Nelle Tusculanae disputationes (I, III)
Cicerone aveva scritto: “La filosofia è rimasta fino ad oggi negletta e su di
essa la letteratura latina non ha fatto nessuna luce; ma io debbo illuminarla
ed esaltarla, cosí che, se nelle attive faccende della vita, io sono stato di
qualche utilità ai miei concittadini, potrò esserlo anche, se mi riuscirà,
standomene ozioso”. Nel passo che segue egli ribadisce che si è messo a
scrivere per cause di forza maggiore: che ritiene che i suoi scritti filosofici
possano servire a “trarre buon frutto dall’ozio”.
De officiis, III, 3-4
[...] Ma poiché ci è stato insegnato
dai filosofi che occorre non soltanto scegliere i minori dei mali, ma anche
ricavarne quel qualche po’ di bene che possa esservi, per questo cerco di
trarre buon frutto dall’ozio – non proprio da quello che sarebbe dovuto toccare
a colui che aveva un tempo procurato la pace alla città – e non mi lascio
illanguidire in quella solitudine che mi fu procurata da una forza maggiore,
non già dalla mia volontà.
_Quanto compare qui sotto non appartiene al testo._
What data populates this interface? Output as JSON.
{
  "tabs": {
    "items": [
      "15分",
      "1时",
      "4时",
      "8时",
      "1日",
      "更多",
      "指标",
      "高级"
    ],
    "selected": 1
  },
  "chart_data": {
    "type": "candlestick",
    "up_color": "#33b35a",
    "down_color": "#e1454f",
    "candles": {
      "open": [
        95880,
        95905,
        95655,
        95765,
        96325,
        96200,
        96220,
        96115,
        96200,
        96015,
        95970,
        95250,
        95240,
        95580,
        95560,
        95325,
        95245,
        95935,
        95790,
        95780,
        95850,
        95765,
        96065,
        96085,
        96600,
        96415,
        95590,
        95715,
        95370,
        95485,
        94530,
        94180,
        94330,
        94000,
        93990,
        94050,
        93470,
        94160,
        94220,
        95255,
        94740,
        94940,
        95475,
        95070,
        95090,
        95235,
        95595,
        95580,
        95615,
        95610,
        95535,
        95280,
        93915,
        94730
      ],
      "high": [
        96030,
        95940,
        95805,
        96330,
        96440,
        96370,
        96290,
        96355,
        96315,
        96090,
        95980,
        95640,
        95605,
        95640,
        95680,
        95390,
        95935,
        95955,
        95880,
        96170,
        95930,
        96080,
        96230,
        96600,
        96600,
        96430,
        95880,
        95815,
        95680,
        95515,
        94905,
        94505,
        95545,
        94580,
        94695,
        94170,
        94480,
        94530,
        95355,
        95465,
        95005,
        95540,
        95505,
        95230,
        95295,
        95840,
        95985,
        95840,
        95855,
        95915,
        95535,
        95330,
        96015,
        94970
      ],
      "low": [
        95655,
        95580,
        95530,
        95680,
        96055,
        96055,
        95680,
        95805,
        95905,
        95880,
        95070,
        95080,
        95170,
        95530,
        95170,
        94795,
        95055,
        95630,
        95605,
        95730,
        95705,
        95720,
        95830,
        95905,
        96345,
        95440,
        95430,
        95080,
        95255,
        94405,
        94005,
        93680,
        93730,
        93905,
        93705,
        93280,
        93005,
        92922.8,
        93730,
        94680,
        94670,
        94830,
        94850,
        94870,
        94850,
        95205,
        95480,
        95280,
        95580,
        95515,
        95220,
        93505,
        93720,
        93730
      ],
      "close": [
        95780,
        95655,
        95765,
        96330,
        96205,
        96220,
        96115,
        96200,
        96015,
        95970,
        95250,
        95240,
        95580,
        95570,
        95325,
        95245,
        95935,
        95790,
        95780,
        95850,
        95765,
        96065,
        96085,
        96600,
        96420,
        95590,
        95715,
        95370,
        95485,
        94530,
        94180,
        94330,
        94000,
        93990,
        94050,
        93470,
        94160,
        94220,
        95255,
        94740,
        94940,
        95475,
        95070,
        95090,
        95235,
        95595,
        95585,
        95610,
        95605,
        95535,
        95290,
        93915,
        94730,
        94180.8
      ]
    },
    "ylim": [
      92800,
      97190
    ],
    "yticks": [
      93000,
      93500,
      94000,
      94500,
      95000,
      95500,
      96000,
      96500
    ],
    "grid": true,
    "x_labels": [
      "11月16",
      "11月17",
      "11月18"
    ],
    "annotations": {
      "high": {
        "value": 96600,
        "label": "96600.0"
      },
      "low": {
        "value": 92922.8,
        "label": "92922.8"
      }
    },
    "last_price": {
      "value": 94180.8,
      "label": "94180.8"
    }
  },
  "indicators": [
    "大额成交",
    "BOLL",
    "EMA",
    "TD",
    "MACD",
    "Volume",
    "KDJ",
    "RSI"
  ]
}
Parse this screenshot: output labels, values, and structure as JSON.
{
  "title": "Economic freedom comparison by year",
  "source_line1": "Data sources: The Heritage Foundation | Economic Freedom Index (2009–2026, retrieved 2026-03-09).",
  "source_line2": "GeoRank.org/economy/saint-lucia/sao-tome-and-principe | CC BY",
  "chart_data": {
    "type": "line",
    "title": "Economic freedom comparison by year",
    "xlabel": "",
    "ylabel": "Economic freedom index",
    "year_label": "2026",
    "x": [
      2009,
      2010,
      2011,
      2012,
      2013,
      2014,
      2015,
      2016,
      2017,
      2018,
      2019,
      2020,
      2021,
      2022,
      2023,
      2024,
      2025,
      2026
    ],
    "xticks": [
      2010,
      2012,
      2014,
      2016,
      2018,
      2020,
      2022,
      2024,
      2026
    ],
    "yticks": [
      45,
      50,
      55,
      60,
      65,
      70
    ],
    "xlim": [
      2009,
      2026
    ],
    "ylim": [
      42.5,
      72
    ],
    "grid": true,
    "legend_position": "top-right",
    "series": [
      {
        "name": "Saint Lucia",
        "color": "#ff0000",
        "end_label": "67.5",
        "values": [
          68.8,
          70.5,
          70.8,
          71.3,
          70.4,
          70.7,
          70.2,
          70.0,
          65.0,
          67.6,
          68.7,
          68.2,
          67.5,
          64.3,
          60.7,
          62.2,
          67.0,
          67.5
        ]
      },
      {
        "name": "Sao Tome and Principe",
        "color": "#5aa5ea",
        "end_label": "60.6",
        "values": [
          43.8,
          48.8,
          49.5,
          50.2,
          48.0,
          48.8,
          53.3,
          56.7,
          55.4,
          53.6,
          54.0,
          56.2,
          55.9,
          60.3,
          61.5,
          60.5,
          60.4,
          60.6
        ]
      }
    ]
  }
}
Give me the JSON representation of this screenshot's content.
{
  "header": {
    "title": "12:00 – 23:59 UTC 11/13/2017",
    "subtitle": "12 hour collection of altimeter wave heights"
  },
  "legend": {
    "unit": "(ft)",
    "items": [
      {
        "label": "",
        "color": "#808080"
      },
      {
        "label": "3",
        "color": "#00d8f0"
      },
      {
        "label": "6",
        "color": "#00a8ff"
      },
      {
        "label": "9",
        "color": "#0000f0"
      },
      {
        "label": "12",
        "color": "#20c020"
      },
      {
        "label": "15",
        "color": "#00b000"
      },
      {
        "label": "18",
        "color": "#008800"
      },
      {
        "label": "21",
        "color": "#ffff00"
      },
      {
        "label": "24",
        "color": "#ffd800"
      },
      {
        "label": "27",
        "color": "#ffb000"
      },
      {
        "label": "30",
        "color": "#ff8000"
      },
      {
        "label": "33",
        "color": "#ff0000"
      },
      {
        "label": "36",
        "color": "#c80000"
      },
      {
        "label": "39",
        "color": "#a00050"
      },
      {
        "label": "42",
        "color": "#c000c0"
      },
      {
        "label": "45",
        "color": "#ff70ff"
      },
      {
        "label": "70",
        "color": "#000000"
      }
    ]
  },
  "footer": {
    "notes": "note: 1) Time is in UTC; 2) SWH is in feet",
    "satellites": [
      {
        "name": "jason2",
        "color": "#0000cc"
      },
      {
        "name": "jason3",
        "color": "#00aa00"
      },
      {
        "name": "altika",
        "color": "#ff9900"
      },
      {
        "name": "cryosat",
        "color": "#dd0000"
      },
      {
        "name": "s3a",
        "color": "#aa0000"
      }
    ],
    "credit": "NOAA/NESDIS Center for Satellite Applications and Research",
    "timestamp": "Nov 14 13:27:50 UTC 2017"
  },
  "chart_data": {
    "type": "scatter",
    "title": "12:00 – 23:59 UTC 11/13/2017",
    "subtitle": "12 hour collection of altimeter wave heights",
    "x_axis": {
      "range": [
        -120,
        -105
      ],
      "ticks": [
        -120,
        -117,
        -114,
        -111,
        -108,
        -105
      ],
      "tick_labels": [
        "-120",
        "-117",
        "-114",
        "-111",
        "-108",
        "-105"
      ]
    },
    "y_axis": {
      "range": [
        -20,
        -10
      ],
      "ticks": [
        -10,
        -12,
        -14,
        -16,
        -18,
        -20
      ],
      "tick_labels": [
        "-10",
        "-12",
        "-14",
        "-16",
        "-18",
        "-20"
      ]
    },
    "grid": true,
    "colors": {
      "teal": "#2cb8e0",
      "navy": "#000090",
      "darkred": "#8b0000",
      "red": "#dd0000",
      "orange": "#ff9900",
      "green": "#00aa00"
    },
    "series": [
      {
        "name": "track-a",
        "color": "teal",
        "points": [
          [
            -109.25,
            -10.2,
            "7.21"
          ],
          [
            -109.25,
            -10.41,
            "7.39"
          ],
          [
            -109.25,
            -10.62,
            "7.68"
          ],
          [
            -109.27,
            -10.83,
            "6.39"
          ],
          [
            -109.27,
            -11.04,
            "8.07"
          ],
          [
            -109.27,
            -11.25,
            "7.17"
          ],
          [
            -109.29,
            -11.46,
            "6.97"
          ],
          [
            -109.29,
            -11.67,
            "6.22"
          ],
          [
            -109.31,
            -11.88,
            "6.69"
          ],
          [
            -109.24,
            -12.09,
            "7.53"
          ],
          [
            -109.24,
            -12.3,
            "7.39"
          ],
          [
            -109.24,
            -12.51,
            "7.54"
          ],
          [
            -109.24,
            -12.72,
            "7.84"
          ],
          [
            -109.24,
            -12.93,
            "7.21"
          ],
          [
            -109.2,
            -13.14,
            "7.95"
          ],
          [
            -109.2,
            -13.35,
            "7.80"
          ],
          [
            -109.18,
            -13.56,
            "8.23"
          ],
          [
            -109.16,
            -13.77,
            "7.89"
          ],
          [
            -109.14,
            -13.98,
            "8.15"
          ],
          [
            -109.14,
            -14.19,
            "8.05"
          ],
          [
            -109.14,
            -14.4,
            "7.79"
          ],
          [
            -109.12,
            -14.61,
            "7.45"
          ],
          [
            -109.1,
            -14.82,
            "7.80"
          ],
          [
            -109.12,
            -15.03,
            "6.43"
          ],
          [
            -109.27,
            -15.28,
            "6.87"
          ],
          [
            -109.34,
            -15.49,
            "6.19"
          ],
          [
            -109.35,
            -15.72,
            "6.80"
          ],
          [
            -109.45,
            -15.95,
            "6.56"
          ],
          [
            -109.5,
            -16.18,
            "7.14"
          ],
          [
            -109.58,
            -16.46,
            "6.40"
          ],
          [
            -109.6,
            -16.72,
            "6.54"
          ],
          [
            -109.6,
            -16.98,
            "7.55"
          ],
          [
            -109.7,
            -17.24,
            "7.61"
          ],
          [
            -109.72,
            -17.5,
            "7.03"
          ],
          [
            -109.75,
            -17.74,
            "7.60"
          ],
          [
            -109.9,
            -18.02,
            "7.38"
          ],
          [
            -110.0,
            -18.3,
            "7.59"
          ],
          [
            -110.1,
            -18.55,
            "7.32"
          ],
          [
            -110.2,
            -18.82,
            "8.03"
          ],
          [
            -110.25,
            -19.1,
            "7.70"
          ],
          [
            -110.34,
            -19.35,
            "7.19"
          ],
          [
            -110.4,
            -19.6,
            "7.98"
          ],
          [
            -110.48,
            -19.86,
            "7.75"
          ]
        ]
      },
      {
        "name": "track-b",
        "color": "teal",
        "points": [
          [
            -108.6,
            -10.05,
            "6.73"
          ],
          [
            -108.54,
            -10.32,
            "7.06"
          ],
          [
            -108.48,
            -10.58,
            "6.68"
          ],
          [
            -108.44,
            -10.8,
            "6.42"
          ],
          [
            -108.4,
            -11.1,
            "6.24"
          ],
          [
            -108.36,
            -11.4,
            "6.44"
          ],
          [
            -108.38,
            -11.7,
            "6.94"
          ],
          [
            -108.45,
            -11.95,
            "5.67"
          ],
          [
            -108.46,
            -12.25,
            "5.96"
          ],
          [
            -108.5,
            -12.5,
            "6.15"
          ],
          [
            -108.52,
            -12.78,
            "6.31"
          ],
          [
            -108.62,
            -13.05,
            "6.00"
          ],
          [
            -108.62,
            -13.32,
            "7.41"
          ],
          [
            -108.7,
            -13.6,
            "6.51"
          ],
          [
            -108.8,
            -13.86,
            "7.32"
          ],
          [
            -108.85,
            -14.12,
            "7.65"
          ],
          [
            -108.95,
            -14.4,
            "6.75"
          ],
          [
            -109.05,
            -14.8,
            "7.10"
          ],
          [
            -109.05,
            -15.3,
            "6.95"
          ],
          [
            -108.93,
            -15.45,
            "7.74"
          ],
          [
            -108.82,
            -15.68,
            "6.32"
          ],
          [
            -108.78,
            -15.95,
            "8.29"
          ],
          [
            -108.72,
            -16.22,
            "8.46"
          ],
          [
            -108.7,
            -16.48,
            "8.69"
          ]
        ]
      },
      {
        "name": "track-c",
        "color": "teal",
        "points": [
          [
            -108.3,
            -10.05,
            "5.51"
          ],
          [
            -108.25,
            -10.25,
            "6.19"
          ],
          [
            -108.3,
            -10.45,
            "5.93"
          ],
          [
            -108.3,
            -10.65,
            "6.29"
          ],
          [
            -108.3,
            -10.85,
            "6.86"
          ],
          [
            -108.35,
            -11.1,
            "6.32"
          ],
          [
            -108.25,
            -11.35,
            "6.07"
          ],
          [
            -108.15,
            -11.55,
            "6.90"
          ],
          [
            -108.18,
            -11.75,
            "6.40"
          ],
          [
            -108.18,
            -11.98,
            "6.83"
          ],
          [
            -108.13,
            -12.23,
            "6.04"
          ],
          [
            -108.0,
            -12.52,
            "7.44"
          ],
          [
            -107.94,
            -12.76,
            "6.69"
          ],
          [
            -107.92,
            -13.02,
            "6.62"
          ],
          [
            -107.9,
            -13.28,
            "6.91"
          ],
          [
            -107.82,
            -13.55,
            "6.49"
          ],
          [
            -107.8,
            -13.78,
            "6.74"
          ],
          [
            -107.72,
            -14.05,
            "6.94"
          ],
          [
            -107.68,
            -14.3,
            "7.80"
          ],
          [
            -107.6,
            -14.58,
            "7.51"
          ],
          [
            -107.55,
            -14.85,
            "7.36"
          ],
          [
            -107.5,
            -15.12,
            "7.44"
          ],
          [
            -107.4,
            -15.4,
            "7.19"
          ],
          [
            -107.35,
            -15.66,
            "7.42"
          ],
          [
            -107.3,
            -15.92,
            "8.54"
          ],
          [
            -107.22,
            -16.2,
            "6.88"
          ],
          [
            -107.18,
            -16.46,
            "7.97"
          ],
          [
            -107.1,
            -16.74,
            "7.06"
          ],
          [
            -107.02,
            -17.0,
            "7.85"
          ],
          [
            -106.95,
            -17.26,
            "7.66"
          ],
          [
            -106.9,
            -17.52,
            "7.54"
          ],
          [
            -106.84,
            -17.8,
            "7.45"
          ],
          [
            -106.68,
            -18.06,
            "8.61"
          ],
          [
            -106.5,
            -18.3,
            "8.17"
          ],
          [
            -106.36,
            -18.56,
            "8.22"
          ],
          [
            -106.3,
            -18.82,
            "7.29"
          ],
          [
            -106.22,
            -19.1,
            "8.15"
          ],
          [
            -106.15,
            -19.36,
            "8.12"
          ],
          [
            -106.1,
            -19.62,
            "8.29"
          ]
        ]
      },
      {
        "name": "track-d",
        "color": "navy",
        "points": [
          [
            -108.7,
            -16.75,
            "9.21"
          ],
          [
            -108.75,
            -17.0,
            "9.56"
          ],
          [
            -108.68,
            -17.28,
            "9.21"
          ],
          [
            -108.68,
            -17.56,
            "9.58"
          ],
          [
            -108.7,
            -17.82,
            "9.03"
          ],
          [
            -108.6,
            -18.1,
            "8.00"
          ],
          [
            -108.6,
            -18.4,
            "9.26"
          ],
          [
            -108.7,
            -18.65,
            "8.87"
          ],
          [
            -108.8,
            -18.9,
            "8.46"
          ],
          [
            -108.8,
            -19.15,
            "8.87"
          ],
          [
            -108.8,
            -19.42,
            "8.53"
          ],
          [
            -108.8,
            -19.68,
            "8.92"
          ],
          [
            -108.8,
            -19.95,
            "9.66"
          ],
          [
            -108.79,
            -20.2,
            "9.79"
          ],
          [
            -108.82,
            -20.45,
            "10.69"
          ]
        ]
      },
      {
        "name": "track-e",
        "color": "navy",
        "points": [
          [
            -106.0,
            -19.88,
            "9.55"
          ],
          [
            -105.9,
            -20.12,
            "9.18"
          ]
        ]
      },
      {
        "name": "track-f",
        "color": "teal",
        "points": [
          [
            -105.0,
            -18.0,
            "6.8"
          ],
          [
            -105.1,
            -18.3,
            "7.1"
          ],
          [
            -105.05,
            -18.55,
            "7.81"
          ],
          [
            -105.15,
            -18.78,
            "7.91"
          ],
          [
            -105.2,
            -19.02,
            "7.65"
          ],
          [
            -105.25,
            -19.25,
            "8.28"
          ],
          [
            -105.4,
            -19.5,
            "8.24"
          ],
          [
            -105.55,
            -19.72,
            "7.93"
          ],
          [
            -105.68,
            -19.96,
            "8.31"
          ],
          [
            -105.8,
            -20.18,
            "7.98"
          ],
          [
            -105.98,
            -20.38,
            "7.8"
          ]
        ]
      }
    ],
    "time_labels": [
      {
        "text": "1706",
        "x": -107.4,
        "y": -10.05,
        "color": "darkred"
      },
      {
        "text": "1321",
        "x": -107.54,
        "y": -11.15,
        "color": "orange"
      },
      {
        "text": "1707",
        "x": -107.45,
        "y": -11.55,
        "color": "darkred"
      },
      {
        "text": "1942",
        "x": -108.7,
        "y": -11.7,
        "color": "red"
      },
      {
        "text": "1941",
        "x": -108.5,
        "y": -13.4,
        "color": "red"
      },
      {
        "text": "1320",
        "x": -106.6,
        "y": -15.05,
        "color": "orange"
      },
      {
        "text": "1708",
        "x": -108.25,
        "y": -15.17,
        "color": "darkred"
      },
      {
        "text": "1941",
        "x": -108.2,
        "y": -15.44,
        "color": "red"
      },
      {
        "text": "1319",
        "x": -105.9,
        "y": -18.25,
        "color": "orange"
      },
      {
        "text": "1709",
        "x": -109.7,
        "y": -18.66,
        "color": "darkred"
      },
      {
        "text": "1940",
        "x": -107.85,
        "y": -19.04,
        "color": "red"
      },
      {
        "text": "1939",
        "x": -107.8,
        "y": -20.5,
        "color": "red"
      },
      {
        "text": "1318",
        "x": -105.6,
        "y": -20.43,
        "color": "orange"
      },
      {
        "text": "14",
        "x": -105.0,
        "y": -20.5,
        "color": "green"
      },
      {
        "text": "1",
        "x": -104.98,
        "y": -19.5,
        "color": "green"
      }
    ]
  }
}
Pur tuttavia l’Africano, a mio parere, conseguí una
gloria maggiore. Non resta infatti nessun ricordo del suo ingegno affidato agli
scritti, nessun frutto del suo ozio, nessun lavoro della sua solitudine. Se ne
deve dunque concludere ch’egli mai se ne stette realmente ozioso e solo, per
l’agitarsi del suo pensiero e la scoperta di quanto egli andava meditando. Noi
invece che non abbiamo tanto vigore, da astrarci dalla solitudine in una
silenziosa meditazione, abbiamo rivolto ogni interesse e preoccupazione nostra
a questo ufficio dello scrivere. Cosí scrivemmo di piú nel breve tempo in cui
lo Stato fu sovvertito di quanto in molti anni mentre durarono i suoi buoni
ordinamenti.
(Cicerone, Opere politiche e filosofiche, UTET, Torino, 1953, vol.